Austin Currie (East Tyrone) became a founder member of the SDLP in 1970 and Tom Gormley (Mid Tyrone) joined the Alliance Party and the Nationalist Party soldiered on, increasingly marginalised by the effectiveness of the SDLP and they seemed out of touch.

But SDLP was not just about the collapse of the Nationalist Party. Paddy Devlin (NILP) had taken the Falls seat from out of touch Harry Diamond (Republican Labour) and Gerry Fitt (Rep Labour) held Dock. Senators Paddy Wilson (Rep Labour) and Claude Wilton a Derry  member of the Ulster Liberals also signed up.

Paddy Kennedy (Rep Labour) took Central from John Brennan (National Democrats) and Kennedy did not join SDLP. Arguably the NDP were the actual winners as they threw their party organisation behind the new SDLP.

While the 1969 Re-Alignment was against a background of Civil Rights, the 1973 (the first to the new Stormont Assembly)  Re-Alignment was against the background of violence.

The re-Alignment of 2019 is against the background of BREXIT as well as a  Stormont Assembly that has been suspended for two years and a declining SDLP vote, They lost all three of their Westminster seats in 2017.

SDLP has tried to reach out to unreceptive unionists and “middle” ground in Norn Iron. All they have succeeded doing is losing votes.

Norn Iron does not work. It is time that SDLP re-discovered its roots.

Yes, John Hume said “you cant eat a flag”. True of course but there are SDLP politicians who would eat the European flag for dinner and eat the LGBT flag for dessert. All good of course…but uniquely, the National Flag of Ireland gives them indigestion.

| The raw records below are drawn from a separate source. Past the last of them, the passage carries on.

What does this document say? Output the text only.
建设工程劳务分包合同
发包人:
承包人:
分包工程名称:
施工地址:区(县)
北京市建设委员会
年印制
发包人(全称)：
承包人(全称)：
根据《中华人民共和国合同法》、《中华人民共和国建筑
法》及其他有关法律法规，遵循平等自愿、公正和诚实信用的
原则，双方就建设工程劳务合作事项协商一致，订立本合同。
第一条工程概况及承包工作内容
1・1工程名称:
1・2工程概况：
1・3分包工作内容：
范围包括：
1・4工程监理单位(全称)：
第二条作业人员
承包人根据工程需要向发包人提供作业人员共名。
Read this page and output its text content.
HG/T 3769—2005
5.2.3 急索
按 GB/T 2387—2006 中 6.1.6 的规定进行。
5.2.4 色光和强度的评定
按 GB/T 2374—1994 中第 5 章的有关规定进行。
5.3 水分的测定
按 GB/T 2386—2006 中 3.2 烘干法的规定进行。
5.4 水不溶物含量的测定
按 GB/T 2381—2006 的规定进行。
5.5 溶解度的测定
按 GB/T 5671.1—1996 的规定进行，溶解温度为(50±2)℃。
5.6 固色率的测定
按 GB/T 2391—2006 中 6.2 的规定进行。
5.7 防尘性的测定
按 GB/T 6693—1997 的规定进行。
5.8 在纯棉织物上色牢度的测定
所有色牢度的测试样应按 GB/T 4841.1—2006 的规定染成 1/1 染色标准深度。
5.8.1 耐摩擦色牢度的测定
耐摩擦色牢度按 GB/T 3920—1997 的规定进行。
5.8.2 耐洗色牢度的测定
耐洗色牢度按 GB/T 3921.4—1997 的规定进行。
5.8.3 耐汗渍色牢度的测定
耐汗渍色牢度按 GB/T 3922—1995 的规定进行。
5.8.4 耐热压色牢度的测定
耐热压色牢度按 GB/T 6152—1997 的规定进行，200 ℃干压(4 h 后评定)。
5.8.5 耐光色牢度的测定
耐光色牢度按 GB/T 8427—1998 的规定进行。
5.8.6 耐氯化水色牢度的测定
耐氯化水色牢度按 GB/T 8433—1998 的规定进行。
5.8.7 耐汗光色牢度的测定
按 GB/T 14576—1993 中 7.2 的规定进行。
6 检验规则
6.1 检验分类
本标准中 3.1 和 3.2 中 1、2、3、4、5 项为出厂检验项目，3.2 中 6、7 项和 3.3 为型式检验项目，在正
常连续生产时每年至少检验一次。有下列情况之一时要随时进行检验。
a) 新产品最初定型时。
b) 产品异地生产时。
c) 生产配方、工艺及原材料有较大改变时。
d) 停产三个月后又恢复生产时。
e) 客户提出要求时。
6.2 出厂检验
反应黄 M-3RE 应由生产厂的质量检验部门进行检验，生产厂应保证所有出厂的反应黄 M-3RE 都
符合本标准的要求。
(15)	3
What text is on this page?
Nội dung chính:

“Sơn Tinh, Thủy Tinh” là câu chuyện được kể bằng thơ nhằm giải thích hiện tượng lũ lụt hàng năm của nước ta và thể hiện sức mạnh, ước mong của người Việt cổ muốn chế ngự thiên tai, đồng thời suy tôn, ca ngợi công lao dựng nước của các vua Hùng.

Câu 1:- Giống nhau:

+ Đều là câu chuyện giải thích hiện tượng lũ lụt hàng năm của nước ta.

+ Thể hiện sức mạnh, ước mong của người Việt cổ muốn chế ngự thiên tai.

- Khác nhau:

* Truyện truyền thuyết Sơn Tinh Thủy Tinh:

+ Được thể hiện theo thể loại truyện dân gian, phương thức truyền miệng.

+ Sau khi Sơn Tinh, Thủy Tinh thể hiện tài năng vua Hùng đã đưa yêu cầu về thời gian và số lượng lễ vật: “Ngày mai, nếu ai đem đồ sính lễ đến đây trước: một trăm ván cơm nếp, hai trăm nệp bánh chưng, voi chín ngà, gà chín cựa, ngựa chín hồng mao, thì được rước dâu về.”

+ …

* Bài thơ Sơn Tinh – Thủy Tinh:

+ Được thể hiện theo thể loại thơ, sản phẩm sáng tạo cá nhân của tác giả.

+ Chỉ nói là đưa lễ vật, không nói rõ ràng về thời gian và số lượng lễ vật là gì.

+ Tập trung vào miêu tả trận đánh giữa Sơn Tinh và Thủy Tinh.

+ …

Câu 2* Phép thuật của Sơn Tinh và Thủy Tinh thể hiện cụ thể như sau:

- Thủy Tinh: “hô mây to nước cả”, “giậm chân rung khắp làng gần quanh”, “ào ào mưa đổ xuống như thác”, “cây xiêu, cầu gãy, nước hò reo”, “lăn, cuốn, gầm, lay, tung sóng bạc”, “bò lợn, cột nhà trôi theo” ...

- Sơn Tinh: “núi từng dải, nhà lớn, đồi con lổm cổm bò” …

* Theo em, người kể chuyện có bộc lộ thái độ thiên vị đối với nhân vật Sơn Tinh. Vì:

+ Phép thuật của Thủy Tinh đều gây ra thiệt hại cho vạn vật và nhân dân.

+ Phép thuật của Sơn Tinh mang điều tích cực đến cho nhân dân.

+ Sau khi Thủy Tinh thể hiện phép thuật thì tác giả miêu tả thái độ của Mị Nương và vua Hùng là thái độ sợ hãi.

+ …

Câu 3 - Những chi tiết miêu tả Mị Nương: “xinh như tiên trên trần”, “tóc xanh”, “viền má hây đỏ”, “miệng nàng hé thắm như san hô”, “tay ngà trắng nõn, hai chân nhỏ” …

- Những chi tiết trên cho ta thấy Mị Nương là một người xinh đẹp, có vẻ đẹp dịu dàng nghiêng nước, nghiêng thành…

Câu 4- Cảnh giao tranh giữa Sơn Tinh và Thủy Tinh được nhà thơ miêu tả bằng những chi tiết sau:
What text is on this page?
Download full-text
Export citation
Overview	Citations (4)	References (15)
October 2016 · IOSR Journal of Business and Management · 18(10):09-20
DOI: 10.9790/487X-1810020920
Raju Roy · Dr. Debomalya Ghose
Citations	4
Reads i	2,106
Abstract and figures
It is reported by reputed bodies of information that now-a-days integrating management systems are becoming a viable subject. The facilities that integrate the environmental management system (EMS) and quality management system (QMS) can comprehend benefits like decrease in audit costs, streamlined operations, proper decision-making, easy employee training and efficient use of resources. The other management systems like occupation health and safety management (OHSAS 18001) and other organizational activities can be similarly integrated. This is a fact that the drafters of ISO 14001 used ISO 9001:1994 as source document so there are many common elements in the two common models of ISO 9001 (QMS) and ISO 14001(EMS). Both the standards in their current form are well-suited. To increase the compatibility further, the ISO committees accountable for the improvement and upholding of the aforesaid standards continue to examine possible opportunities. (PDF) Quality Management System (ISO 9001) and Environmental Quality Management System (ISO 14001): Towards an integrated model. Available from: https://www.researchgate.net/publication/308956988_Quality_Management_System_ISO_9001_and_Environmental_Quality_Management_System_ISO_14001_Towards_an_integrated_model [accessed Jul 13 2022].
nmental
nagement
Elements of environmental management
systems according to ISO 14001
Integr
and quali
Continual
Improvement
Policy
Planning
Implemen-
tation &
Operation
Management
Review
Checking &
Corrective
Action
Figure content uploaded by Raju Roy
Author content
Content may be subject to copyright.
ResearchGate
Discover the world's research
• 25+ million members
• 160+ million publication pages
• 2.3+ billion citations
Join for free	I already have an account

It is time that nonsense stopped. There is no shame in being Irish and the “letsgetalongerist” tail that wags the SDLP dog, needs to understand that.

Earlier today, in Newry, SDLP voted by 70% to 30% to form a partnership with Fianna Fáil. Thus all-Ireland politics has been embraced.

This 70-30 split just about mirrors my own views. Within the 70%, there are people who are enthusiastic and there are people like myself who would have misgivings. I don’t worry too much that SDLP is “centre-left” and Fianna Fáil are “centre right”. After all the Alliance Party is “centre right” and my own view about Socialism is that “socialism is what socialism does”.

Within the 30% who voted against the merger, there are people who will accept that it was a democratic decision of the Party and go along with it. And there are people who will find it hard to take and maybe leave the Party.

Maybe the SDLP needs to take a step back before moving forward. But there are council elections in May. Many candidates have been chosen already. This includes people who would have voted against the merger. As things stand, they will be on the ballot paper alongside the SDLP logo.

I sincerely hope that those who cannot accept this decision, stand down as SDLP candidates NOW. We could have the ridiculous decision that some get elected as SDLP councillors and maybe later in the year have a very public, teary-eyed twinge of conscience and they will leave SDLP….but not the council chamber.